World trade continued to recover in 2011, though at slower pace than in 2010. After a strong recovery of more than 14 per cent in 2010, the volume of world exports in goods decelerated visibly, to 7 per cent, in 2011 .The volume growth of world trade is expected to moderate to about 5.0 per cent in 2012-2013. The dichotomy between a robust growth in trade in emerging economies and a weak one in developed economies will continue.

Growth in the euro area has slowed considerably since the beginning of 2011, and the collapse in confidence evidenced by a wide variety of leading indicators and measures of economic sentiment suggest a further slowing ahead. Under the optimistic assumption that the debt crises can be contained within a few countries, growth is expected to be only marginally positive in the euro area in 2012, with the largest regional economies dangerously close to renewed downturns and the debt-ridden economies in the periphery either in or very close to a protracted recession.

If we see the composite leading indicators released by OECD, they also indicate that though the growth seems to pick up in euro zone and remains firm in Q4 of 2012 along with the five Asian economies. CLIS for Canada, Japan, Russia, Germany, France and the Euro Area as a whole continue to point to weak growth. In Brazil tentative signs have emerged that the positive growth momentum predicted in recent months is dissipating.

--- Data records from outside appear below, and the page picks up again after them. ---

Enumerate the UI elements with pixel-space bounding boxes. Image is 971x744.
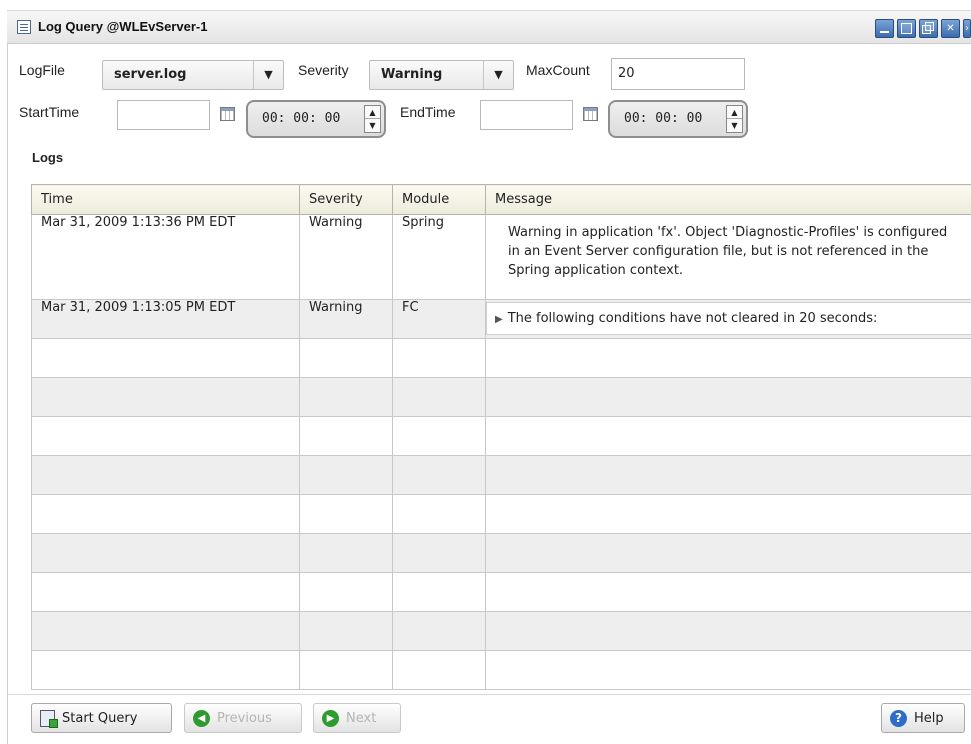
maxcount-value: 20 <box>618 66 635 81</box>
spin-down-icon[interactable]: ▼ <box>365 119 380 132</box>
next-label: Next <box>346 710 377 726</box>
cell-message: Warning in application 'fx'. Object 'Dia… <box>485 214 971 300</box>
spin-down-icon[interactable]: ▼ <box>727 119 742 132</box>
expand-arrow-icon[interactable]: ▶ <box>495 314 503 325</box>
table-row <box>31 494 971 534</box>
chevron-down-icon[interactable]: ▼ <box>483 61 513 89</box>
calendar-icon[interactable] <box>583 107 598 121</box>
cell-time: Mar 31, 2009 1:13:36 PM EDT <box>31 214 300 300</box>
table-row <box>31 572 971 612</box>
logfile-select[interactable]: server.log ▼ <box>102 60 284 90</box>
window-border <box>7 10 8 744</box>
starttime-date-input[interactable] <box>117 100 210 130</box>
start-query-button[interactable]: Start Query <box>31 703 172 733</box>
next-button[interactable]: ▶ Next <box>313 703 401 733</box>
table-row <box>31 338 971 378</box>
starttime-time-spinner[interactable]: 00: 00: 00 ▲ ▼ <box>246 100 386 138</box>
severity-selected-value: Warning <box>381 67 443 82</box>
severity-label: Severity <box>298 62 349 78</box>
cell-message: ▶ The following conditions have not clear… <box>485 299 971 339</box>
table-header-row: Time Severity Module Message <box>31 184 971 215</box>
calendar-icon[interactable] <box>220 107 235 121</box>
column-header-message[interactable]: Message <box>485 184 971 215</box>
column-header-severity[interactable]: Severity <box>299 184 393 215</box>
window-controls: ✕ › <box>875 19 971 38</box>
table-row <box>31 377 971 417</box>
column-header-time[interactable]: Time <box>31 184 300 215</box>
cell-severity: Warning <box>299 299 393 339</box>
help-button[interactable]: ? Help <box>881 703 965 733</box>
cell-module: FC <box>392 299 486 339</box>
endtime-time-spinner[interactable]: 00: 00: 00 ▲ ▼ <box>608 100 748 138</box>
restore-icon[interactable] <box>919 19 938 38</box>
cell-time: Mar 31, 2009 1:13:05 PM EDT <box>31 299 300 339</box>
endtime-date-input[interactable] <box>480 100 573 130</box>
log-window-icon <box>17 20 31 34</box>
maxcount-input[interactable]: 20 <box>611 58 745 90</box>
help-icon: ? <box>890 709 907 727</box>
previous-button[interactable]: ◀ Previous <box>184 703 302 733</box>
arrow-right-icon: ▶ <box>322 709 339 727</box>
spin-up-icon[interactable]: ▲ <box>727 106 742 119</box>
window-title: Log Query @WLEvServer-1 <box>38 19 208 34</box>
table-row[interactable]: Mar 31, 2009 1:13:36 PM EDT Warning Spri… <box>31 214 971 300</box>
logs-table: Time Severity Module Message Mar 31, 200… <box>31 184 971 690</box>
table-row <box>31 650 971 690</box>
endtime-time-value: 00: 00: 00 <box>624 111 703 126</box>
maximize-icon[interactable] <box>897 19 916 38</box>
arrow-left-icon: ◀ <box>193 709 210 727</box>
table-row <box>31 416 971 456</box>
footer-divider <box>8 694 971 695</box>
time-spin-buttons[interactable]: ▲ ▼ <box>726 105 743 133</box>
maxcount-label: MaxCount <box>526 62 590 78</box>
table-row[interactable]: Mar 31, 2009 1:13:05 PM EDT Warning FC ▶… <box>31 299 971 339</box>
table-row <box>31 455 971 495</box>
logfile-selected-value: server.log <box>114 67 187 82</box>
table-row <box>31 533 971 573</box>
spin-up-icon[interactable]: ▲ <box>365 106 380 119</box>
logfile-label: LogFile <box>19 62 65 78</box>
detach-icon[interactable]: › <box>963 19 971 38</box>
logs-section-title: Logs <box>32 150 64 165</box>
table-row <box>31 611 971 651</box>
starttime-label: StartTime <box>19 104 80 120</box>
severity-select[interactable]: Warning ▼ <box>369 60 514 90</box>
time-spin-buttons[interactable]: ▲ ▼ <box>364 105 381 133</box>
window-titlebar: Log Query @WLEvServer-1 ✕ › <box>7 10 971 44</box>
chevron-down-icon[interactable]: ▼ <box>253 61 283 89</box>
previous-label: Previous <box>217 710 272 726</box>
message-text: Warning in application 'fx'. Object 'Dia… <box>486 215 971 284</box>
message-text: The following conditions have not cleare… <box>507 311 878 326</box>
help-label: Help <box>914 710 944 726</box>
minimize-icon[interactable] <box>875 19 894 38</box>
start-query-icon <box>40 709 58 728</box>
cell-module: Spring <box>392 214 486 300</box>
starttime-time-value: 00: 00: 00 <box>262 111 341 126</box>
endtime-label: EndTime <box>400 104 456 120</box>
cell-severity: Warning <box>299 214 393 300</box>
close-window-icon[interactable]: ✕ <box>941 19 960 38</box>
column-header-module[interactable]: Module <box>392 184 486 215</box>
start-query-label: Start Query <box>62 710 138 726</box>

Growth in the United States slowed notably in the first half of 2011. Despite a mild rebound in the third quarter of the year, Gross Domestic Product (GDP) is expected to weaken further in 2012 and even a mild contraction is possible during part of the year under the baseline assumptions.

Japan was in another recession in the first half of 2011, resulting largely, from the disasters caused by the March earthquake.

Among the major developing countries, China's and India's GDP growth is expected to remain robust. In China and Italy, on the other hand, signs of turning points in the cycle are beginning to emerge. Tentative signs of a stabilization in growth have also emerged in India. In the United States and the United Kingdom, where consumer confidence picked up strongly last month, the CLI continues to point to economic growth firming.

Failure of policymakers, especially those in Europe and the United States, to address the jobs crisis and prevent sovereign debt distress and financial sector fragility from escalating, poses the most acute risk for the global economy in the outlook for 2012-2013. A new global recession is just around the corner. The developed economies are on the edge of a downward growth accelerated by four weaknesses that mutually reinforce each other: sovereign debt distress, fragile banking sectors, weak aggregate demand and policy paralysis caused by political gridlock and institutional deficiencies.